Go through the output that ChatGPT has given you and criticise it!
Feed the criticism into ChatGPT.
An example - the generated article above is saying that AI is useful for identifying market trends. The point is fine but not very specific.
So I can feed in a criticism like:
Give specific examples and tools. Do not make general sweeping statements.
That forces specificity:
Much better. I’d then tell ChatGPT to add these into the main article. You can do this conversationally with a prompt like “these look good. Add them naturally into the 1000 word blog article”
Revision Prompting
Continue to do this as many times as required.
Read the article, provide a criticism or suggestion, review the revision and ask ChatGPT to combine the revision with the article. Repeat.
Why don’t we build all of these revisions into the original prompt? Why are you being lazy Kyle?
Some people will teach you to add ALL of these specifications into the original prompt. You end up with a 2000 word mega prompt.
Sometimes this works.
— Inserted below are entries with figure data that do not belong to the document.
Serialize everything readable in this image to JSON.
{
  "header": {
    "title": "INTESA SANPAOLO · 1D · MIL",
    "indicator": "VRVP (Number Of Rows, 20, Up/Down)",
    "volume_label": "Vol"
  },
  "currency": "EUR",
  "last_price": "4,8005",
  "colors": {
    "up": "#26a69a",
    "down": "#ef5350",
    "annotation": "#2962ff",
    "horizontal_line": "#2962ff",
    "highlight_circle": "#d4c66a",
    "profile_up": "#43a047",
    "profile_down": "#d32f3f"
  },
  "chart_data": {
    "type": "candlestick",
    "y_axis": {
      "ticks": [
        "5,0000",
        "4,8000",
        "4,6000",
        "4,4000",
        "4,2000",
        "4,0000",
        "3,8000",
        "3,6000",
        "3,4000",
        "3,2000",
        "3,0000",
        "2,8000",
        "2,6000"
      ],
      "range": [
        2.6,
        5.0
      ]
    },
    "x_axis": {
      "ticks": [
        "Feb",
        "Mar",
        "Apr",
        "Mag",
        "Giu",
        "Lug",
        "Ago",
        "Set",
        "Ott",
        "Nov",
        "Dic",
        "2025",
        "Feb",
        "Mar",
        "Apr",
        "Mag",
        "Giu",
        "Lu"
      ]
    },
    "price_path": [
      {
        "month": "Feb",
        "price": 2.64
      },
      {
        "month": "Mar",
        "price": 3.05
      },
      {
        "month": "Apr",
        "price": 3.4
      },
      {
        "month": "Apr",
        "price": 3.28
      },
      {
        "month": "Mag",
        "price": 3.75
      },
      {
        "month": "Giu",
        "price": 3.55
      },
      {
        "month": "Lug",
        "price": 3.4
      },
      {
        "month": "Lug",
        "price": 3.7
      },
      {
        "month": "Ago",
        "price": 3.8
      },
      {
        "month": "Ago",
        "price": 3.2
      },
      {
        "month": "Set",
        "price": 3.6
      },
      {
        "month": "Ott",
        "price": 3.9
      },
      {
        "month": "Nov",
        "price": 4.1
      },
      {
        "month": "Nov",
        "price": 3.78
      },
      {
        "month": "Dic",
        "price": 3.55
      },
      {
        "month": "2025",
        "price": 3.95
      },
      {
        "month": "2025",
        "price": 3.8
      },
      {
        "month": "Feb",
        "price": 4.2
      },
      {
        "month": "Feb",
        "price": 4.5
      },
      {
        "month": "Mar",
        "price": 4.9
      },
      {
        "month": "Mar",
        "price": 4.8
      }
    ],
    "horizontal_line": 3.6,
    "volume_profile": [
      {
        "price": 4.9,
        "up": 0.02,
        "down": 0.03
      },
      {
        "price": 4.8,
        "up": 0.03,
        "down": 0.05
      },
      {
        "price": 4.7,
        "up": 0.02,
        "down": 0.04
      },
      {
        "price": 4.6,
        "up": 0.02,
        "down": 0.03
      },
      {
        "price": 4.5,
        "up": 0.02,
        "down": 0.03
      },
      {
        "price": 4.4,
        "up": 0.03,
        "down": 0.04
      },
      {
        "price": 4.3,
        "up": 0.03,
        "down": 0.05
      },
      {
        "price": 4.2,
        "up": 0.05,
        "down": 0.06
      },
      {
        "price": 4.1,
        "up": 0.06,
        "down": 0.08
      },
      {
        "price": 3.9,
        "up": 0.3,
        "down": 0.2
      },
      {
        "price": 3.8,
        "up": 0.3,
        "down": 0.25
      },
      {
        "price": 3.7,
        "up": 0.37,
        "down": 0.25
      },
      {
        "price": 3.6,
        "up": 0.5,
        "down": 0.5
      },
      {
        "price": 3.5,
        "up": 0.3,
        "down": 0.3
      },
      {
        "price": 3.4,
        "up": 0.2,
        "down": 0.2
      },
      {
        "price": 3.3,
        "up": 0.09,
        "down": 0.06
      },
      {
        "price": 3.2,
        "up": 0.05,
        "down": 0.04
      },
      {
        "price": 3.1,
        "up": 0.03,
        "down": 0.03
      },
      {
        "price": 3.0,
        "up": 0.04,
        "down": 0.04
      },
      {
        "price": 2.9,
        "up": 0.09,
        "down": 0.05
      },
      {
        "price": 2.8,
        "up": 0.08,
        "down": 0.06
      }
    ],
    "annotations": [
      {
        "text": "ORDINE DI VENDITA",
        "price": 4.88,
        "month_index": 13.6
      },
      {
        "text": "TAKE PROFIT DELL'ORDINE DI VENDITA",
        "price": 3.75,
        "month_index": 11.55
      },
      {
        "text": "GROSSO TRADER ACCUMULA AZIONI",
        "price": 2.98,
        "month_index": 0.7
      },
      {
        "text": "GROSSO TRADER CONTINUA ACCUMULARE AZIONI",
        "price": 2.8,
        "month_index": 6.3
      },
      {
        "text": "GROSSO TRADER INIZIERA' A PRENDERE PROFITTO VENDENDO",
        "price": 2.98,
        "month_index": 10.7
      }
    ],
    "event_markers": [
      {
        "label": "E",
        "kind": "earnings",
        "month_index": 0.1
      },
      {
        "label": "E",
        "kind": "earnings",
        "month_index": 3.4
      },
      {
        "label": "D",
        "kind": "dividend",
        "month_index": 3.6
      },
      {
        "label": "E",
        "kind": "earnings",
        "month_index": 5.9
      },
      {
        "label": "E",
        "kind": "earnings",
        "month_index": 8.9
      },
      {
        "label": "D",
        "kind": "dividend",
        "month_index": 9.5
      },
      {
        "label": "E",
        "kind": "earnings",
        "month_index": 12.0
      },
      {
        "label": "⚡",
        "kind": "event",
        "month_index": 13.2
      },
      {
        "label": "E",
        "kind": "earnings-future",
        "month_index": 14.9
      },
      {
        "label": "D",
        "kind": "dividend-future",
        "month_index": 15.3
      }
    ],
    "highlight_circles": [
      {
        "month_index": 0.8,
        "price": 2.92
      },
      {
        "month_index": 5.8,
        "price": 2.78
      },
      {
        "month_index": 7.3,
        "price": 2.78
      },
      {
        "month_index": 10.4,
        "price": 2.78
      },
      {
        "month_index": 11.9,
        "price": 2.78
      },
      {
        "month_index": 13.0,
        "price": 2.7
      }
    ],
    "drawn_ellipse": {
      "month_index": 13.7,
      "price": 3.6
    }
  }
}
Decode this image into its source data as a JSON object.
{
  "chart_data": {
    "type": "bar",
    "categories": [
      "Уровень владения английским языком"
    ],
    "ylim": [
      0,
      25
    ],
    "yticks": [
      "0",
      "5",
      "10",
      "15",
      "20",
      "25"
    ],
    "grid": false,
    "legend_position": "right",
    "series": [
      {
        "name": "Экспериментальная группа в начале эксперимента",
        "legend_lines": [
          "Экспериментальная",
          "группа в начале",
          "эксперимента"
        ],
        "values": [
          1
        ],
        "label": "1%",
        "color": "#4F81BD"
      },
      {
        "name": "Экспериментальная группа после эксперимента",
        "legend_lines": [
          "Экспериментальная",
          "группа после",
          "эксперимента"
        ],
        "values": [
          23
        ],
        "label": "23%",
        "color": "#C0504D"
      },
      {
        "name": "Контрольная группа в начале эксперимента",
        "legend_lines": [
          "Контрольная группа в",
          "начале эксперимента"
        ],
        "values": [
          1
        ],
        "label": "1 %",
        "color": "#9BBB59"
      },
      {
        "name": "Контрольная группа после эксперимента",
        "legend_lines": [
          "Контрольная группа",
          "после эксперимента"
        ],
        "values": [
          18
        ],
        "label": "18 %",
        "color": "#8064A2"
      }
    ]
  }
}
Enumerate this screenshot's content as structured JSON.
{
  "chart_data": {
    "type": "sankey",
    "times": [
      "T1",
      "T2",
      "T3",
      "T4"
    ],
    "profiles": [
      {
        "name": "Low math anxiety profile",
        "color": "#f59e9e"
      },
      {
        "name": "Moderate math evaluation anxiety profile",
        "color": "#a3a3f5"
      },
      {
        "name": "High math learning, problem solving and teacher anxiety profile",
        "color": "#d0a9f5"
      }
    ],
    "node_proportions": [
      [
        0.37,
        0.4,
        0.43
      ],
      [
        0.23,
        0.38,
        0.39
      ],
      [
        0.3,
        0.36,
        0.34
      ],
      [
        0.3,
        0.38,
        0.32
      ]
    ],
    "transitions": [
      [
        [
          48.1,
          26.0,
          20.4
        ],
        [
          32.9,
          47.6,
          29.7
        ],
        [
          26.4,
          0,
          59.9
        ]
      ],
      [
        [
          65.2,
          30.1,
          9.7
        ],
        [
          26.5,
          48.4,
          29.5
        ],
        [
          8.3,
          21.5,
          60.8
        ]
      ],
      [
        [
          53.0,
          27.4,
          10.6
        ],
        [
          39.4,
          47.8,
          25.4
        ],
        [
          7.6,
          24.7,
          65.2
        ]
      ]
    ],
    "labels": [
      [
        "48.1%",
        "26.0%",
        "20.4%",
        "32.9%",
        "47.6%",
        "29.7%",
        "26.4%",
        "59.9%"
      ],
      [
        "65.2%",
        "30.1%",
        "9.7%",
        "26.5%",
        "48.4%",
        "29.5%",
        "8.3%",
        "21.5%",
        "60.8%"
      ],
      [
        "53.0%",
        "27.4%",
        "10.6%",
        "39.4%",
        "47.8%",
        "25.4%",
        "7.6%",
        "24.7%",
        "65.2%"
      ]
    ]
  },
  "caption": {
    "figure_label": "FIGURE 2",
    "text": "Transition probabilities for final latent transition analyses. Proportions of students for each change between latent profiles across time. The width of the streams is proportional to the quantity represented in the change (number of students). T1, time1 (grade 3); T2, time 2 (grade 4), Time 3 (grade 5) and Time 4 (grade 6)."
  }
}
But in my experience it’ll still produce something generic. It’s genericness built into the mega prompt!
The only way to truly get the output that you as a content creator need is for you to provide revisions. You know what you want and can tell ChatGPT.
Remember that once you have this one high quality long form content piece we’re going to be able to covert it into many many more using AI. It remains a low time commitment considering the value we’ll get.
So use this method of generating a first draft and then providing corrections to get the article to a place where you are happy with it.
I’m going to give you a list of my top revision prompts.
Try them out and see which lead to higher quality articles. Remember this is subjective to you - so test a bunch and keep a note of the ones you rate the most.
Here are some of my most used:
Simplify
Add a personal story
Quote an expert
Add specific steps
Add historical example
Find stats
Use less floral language
Less robotic sounding
Show both sides
Break this up more
Cut jargon
Add humour
Add a list
Use A vs. B comparison
Ask questions
Add a real world example
Give me 5x beginning hook examples to choose from
End with a CTA
Test these out as you get used to revision prompting. You’ll get an idea of what works best for you over time.
Now that we have a high quality long form piece we’re going to start to break it down into other content pieces over the remaining Parts.